A concession or a long-term management contract claim to be useful service delivery alternatives by offering much-needed financial services and technical expertise to the state. The case studies above illustrate that this mantra is not necessarily true if it is at the cost of eroding the governance of the city council and undermining the ability of low-income communities to access water. Here is where the institutional model of a concession or "delegated management" presents a paradox: as a service delivery model set out to meet the needs of the poor, the logic of profit and efficiency that drive the management of these private sector models do not lend themselves to the patience and flexibility required to deliver services to poor people. Furthermore, the management style of these institutional models is to concentrate power and the decision-making processes of water distribution into an autonomous entity that is above the reach of political intervention—a trend that moves counter to the democratization processes that are vital if services are to be delivered in a socially just manner. Once a contract is signed, the municipality is at the weaker end of the bargaining relationship since it cannot easily regain its lost capacity and labour force to service new urban growth. Neither can it easily sign a different contract with a different company for newly incorporated areas, hence the long "lock-in" factor after the contract has been signed. Service providers are well aware of how contracts can operate in their financial interests once the initial turbulent dynamics settle. This confidence makes service providers akin to "growth statesmen" by taking a proactive stance in regional growth coalitions because they have sunk assets in specific areas (Logan and Moloch 1987).

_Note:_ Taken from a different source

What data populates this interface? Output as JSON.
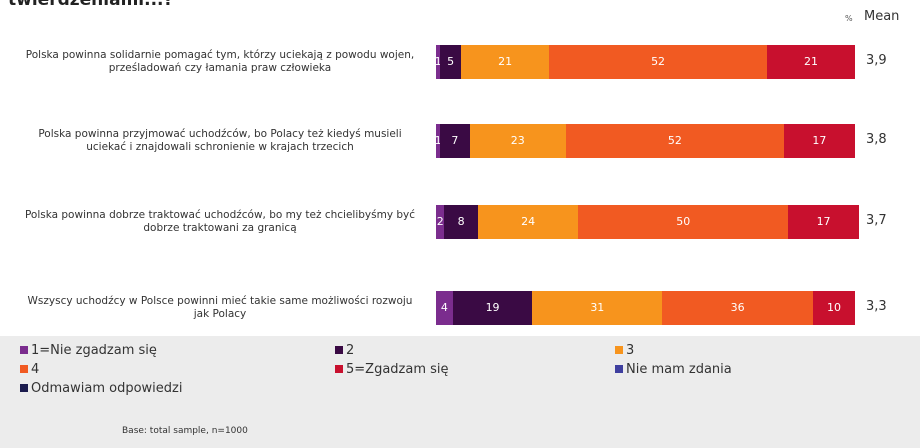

Third, we have suggested that urban political ecology might benefit from more consideration of the difficulties of governing the poor by incorporating the idea that the poor often decide to exit the system when staying in becomes too onerous. This disengagement option, however, presages much wider collapses in governance and much weaker state penetration into the everyday life of the public. The weaker the state becomes, the less accountable it is. This exacerbates public scepticism and distrust and takes a costly social and political toll especially in strategic urban centres. This slide into two publics, one inside the framework of the law and the other outside, is what constitutes the current juncture of urban water distribution in South Africa today.